American criminal (1942–2026)

Bruce McGregor Davis (October 5, 1942 – September 11, 2026) was an American criminal and member of the Manson Family who has been described as Charles Manson's "right-hand man".

== Early life ==
Bruce McGregor Davis was born on October 5, 1942, in Monroe, Louisiana, and grew up in Mobile, Alabama.

Davis attended Roane County High School in Kingston, Tennessee, where he was editor of his high school yearbook, and attended the University of Tennessee for three years, dropping out due to poor grades. In 1962, he hitchhiked to California, where he worked for a time as a barback at Harrah's Lake Tahoe. Davis stated that he regularly consumed cannabis and LSD, hitchhiked and lived as a drifter.
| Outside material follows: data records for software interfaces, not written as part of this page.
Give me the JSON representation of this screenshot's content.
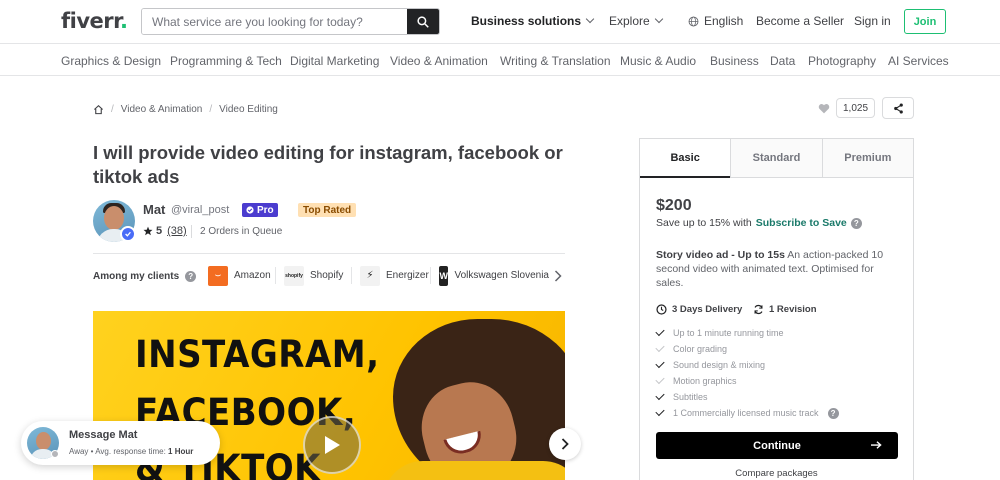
{
  "header": {
    "logo": "fiverr",
    "logo_dot": ".",
    "search_placeholder": "What service are you looking for today?",
    "business_solutions": "Business solutions",
    "explore": "Explore",
    "language": "English",
    "become_seller": "Become a Seller",
    "sign_in": "Sign in",
    "join": "Join"
  },
  "categories": [
    "Graphics & Design",
    "Programming & Tech",
    "Digital Marketing",
    "Video & Animation",
    "Writing & Translation",
    "Music & Audio",
    "Business",
    "Data",
    "Photography",
    "AI Services"
  ],
  "breadcrumb": [
    "Video & Animation",
    "Video Editing"
  ],
  "likes_count": "1,025",
  "gig": {
    "title": "I will provide video editing for instagram, facebook or tiktok ads",
    "seller_name": "Mat",
    "seller_handle": "@viral_post",
    "pro_label": "Pro",
    "top_rated_label": "Top Rated",
    "rating": "5",
    "reviews": "(38)",
    "orders_queue": "2 Orders in Queue",
    "clients_label": "Among my clients",
    "clients": [
      "Amazon",
      "Shopify",
      "Energizer",
      "Volkswagen Slovenia"
    ],
    "hero_lines": [
      "INSTAGRAM,",
      "FACEBOOK,",
      "& TIKTOK"
    ]
  },
  "message_widget": {
    "title": "Message Mat",
    "status": "Away",
    "response_label": "Avg. response time:",
    "response_time": "1 Hour"
  },
  "package": {
    "tabs": [
      "Basic",
      "Standard",
      "Premium"
    ],
    "price": "$200",
    "save_text": "Save up to 15% with",
    "subscribe_text": "Subscribe to Save",
    "desc_title": "Story video ad - Up to 15s",
    "desc_body": "An action-packed 10 second video with animated text. Optimised for sales.",
    "delivery": "3 Days Delivery",
    "revisions": "1 Revision",
    "features": [
      {
        "label": "Up to 1 minute running time",
        "included": true
      },
      {
        "label": "Color grading",
        "included": false
      },
      {
        "label": "Sound design & mixing",
        "included": true
      },
      {
        "label": "Motion graphics",
        "included": false
      },
      {
        "label": "Subtitles",
        "included": true
      },
      {
        "label": "1 Commercially licensed music track",
        "included": true
      }
    ],
    "continue_label": "Continue",
    "compare_label": "Compare packages"
  },
  "colors": {
    "brand_green": "#1dbf73",
    "pro_badge": "#4b3ccf",
    "top_rated_bg": "#ffe0b3",
    "subscribe_teal": "#1b7a6a"
  }
}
In Ed Sanders's book The Family, the author claims that Davis met Charles Manson and his associates Mary Brunner, Lynette Fromme, and Patricia Krenwinkel in Oregon in 1967, but Davis himself said in a February 2023 interview that he met Manson in Topanga in 1968, shortly after having been arrested in front of a Malibu, California liquor store for drug possession. Davis stated that when they first met, Manson was in a bathtub outdoors, being bathed by around five girls, and that Davis primarily joined the family because of the girls and drugs.

He traveled to Europe and spent time traveling in Spain, Portugal, and Morocco, and claimed he was introduced to Scientology after arriving in London in November 1968 when he was invited by girls he met after stepping out of the Earl's Court underground station. He said he first heard about Scientology from Manson, but that he did not think Manson was very knowledgeable about it. This conflicts with Manson's claim that he was "Theta Clear", the highest level within Scientology. Davis lived in London from November 1968 to April 1969 while working at the Church of Scientology headquarters. Manson picked him up from LAX on his return, and that was when Davis first noticed Manson's change in ideology as he embraced Helter Skelter.
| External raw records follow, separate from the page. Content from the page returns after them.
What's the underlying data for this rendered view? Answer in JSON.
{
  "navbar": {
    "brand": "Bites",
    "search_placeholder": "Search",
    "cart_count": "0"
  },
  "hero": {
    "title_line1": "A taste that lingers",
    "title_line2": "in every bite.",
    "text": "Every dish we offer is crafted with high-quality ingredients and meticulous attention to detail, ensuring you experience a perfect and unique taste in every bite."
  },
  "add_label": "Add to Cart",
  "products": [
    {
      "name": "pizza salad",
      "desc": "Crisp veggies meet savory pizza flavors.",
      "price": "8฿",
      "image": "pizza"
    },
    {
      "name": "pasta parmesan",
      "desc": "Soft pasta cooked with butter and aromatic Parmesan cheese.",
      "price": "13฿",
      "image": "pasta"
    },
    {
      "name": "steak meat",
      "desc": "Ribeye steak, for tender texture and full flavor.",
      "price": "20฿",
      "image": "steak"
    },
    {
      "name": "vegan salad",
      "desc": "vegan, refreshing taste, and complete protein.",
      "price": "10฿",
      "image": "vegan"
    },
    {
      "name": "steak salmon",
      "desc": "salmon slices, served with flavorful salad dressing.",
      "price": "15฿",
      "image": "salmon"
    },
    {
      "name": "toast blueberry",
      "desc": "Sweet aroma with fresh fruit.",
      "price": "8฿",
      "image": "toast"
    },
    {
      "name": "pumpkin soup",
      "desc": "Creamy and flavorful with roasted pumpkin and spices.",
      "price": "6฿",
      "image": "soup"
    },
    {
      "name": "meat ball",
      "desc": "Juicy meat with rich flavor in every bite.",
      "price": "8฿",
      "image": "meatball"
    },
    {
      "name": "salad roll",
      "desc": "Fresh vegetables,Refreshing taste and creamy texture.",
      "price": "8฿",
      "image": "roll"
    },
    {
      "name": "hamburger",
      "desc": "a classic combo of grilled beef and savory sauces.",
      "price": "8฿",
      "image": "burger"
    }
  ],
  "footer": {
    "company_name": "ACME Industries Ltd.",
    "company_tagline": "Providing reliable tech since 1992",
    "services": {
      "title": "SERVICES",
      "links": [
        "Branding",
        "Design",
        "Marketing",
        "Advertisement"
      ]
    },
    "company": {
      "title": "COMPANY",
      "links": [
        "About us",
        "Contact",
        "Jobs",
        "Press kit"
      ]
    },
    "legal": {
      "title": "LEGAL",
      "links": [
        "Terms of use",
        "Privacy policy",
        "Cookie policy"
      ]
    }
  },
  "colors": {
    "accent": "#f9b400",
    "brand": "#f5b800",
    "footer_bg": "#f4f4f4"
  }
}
== Manson Family murders ==

Davis was present when, in July 1969, Manson cut Gary Hinman's left ear. Hinman was stabbed to death by Bobby Beausoleil, although neither Manson nor Davis was present when Hinman was murdered. In late August, Davis did participate in the murder of Spahn's Ranch hand Donald "Shorty" Shea.

He said that he was at Spahn Ranch on August 8, 1969, the night of the Tate murders. He said that Susan Atkins approached him, saying that they were going out that night and that Manson wanted him to come, but that he refused. Davis said the same thing occurred the following night, the night of the LaBianca murders.

Davis was present when, on November 5, 1969, John Philip Haught a.k.a. "Zero", allegedly killed himself playing Russian roulette. Davis claimed in an April 2023 interview that he was in the front room of the house, and heard a popping from the back room. He thought they were setting off firecrackers, until "Patty" (Madeline Cottage) came in and told him Zero shot himself. He stated that the gun was a "Sears Roebuck High Standard .22 automatic", a semi-automatic firearm that cannot be used to play Russian roulette. Manson prosecutor Vincent Bugliosi wrote in Helter Skelter that the gun police found was a .22 caliber Iver Johnson revolver. Davis also stated that he had put his finger on the muzzle of the firearm after the shooting, and that the police found his fingerprints, while Bugliosi wrote that the police did not find any fingerprints on the pistol.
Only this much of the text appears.